Download App
20% SENANDUNG LIRIH / Chapter 1: BAB I
SENANDUNG LIRIH SENANDUNG LIRIH original

SENANDUNG LIRIH

Author: GAGAK_PRODUCTION

© WebNovel

Chapter 1: BAB I

Bag 1

Siang itu di suatu kampus swasta di bilangan Jakarta Barat.

" Hai Reno, kamu masih belum pulang?" Sapa Intan dengan sopan. Rambutnya hitam panjang terurai dengan bibir tipis menghias di wajahnya. Kulitnya yang putih bersih menunjukan seorang gadis dengan kondisi sosial yang sangat mapan.Tubuh sintalnya dibalut jaket kulit dengan bawahan celana jeans robek dipaha yang lumayan ketat, plus sepatu kets. Terkesan sangat tomboy.

" Belum In. Aku masih nungguin Candra selesai dari mata kuliahnya." Jawab Reno sambil menghirup minuman botolnya.

" Oh yah Ren, gimana mata kuliahnya Pak Rifandi?" tanya Intan sambil membuka jaket kulitnya karena kegerahan.

" Rasanya bete banget mendengar tesis tesisnya." Keluhnya.

" Yah habis mau gimana lagi dong. Kalau kamu enggak ikut mata kuliahnya, jangan harap kamu bisa lulus ujian semester." Sahut Reno sambil menatap wajah Intan begitu lama, dan itu membuat Intan sedikit tersipu malu.

" Kok kamu menatap aku seperti itu sih Ren." Tanya Intan dengan sedikit gugup.

" Oh... sori In, aku cuma melihat ada sedikit benang di rambutmu." Jawab Reno sambil tangannya mengambil benang yang menempel di sisi rambut Intan, lalu membuangnya.

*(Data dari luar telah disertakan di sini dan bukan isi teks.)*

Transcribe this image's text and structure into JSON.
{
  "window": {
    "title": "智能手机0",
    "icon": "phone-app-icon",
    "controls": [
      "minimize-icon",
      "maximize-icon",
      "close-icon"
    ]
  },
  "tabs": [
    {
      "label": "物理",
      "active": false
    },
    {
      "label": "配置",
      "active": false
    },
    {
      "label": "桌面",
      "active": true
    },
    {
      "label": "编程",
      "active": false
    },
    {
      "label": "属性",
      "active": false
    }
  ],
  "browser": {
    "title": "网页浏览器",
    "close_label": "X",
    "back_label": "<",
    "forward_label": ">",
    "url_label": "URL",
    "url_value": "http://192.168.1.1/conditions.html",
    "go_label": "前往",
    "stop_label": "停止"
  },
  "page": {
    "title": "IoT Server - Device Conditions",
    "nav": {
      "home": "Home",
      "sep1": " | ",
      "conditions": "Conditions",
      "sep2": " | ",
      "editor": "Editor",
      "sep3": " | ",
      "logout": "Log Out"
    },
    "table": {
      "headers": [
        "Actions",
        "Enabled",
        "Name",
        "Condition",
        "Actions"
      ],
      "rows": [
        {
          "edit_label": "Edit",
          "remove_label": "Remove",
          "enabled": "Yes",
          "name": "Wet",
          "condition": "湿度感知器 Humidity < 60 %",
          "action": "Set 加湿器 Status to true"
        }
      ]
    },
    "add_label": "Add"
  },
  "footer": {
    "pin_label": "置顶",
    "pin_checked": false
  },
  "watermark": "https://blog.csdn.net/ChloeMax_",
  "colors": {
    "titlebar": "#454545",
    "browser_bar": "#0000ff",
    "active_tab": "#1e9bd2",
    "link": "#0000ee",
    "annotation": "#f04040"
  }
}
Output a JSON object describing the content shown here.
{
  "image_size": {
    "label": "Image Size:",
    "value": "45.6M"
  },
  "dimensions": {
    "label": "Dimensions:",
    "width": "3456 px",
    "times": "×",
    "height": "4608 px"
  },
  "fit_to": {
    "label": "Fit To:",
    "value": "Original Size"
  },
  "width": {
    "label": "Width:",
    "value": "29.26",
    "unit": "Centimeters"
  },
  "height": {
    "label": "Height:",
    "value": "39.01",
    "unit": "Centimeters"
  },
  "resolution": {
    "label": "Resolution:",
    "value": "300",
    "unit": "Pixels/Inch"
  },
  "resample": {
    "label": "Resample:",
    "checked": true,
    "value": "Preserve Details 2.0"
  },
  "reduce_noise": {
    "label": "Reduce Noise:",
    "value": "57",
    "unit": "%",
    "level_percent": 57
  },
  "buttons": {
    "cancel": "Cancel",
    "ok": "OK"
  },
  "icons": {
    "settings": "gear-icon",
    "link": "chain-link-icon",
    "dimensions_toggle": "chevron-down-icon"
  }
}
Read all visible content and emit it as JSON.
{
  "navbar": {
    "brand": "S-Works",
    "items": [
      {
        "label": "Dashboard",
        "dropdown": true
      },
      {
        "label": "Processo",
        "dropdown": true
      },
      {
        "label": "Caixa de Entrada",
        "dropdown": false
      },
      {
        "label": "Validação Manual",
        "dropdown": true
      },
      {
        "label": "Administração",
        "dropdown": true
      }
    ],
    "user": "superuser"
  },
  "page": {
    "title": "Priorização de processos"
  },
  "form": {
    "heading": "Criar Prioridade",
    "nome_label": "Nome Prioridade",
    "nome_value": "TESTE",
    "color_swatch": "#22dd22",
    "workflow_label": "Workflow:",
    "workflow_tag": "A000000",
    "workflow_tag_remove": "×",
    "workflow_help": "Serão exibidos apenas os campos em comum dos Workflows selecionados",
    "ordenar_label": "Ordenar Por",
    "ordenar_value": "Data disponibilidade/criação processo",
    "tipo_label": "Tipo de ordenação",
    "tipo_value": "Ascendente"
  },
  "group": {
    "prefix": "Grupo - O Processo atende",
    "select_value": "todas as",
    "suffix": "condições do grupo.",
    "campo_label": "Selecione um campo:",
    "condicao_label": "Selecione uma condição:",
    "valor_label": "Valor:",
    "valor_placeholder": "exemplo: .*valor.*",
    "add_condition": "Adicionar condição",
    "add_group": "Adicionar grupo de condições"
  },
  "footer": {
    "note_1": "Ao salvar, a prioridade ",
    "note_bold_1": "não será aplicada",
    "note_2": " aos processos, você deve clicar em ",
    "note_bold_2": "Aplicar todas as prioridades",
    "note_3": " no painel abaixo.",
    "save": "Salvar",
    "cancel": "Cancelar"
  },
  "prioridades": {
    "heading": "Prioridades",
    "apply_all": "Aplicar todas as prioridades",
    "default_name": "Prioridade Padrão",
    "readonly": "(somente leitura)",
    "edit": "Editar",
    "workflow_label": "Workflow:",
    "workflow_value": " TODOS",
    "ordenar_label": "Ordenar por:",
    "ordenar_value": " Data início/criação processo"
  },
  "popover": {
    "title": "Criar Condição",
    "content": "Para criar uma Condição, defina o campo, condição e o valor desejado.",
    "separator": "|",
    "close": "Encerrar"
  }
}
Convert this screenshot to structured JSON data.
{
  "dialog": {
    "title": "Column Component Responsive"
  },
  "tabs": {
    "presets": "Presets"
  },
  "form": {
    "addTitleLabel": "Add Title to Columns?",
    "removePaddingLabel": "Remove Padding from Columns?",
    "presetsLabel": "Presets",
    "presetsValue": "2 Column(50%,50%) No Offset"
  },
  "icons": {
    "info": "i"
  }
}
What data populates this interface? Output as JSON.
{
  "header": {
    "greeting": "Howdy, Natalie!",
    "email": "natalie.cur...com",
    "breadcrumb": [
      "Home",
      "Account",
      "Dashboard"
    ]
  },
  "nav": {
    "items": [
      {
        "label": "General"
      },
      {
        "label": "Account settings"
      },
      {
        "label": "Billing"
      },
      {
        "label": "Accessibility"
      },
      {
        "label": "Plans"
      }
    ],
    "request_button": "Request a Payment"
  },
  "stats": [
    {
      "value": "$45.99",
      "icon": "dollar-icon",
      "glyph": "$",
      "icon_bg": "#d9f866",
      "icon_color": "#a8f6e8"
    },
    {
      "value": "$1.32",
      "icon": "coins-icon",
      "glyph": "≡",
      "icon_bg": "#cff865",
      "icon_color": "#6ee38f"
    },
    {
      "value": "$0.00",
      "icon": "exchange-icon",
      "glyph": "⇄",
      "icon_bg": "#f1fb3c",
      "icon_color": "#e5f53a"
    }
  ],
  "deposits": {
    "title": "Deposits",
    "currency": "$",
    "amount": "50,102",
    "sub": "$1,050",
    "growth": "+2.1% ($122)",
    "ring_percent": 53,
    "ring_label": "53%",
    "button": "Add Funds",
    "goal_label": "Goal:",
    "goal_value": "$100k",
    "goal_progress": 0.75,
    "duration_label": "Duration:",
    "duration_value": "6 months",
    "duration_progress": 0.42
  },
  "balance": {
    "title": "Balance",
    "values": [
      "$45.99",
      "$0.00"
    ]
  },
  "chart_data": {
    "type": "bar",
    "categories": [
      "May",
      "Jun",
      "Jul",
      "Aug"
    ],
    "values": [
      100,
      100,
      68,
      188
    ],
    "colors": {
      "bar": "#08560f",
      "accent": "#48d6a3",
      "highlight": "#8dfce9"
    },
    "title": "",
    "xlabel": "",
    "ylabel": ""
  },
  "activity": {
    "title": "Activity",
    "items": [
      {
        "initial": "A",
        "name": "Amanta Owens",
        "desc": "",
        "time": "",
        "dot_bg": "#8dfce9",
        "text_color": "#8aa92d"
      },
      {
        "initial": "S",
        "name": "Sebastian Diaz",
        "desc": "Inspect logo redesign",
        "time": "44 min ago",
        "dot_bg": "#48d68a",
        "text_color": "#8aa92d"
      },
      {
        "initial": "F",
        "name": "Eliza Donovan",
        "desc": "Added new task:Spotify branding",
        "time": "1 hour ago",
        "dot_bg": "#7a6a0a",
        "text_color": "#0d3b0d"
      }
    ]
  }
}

" Ya udah deh aku cabut dulu. Kalau kamu merasa kelamaan nungguin Candra, lebih baik kamu pulang bareng aku aja naik mobilku. Nanti aku antarin kamu sampai ke rumah." Ujar Intan menawari Reno supaya dirinya mau ikut numpang bersamanya.

" Enggak usah deh In. By the way thanks atas tawaran kamu. Naik bis terkadang lebih enak, ketimbang naik mobil pribadi. Kan banyak pemandangan kalau naik bis." Tolak Reno secara halus sambil berkelakar.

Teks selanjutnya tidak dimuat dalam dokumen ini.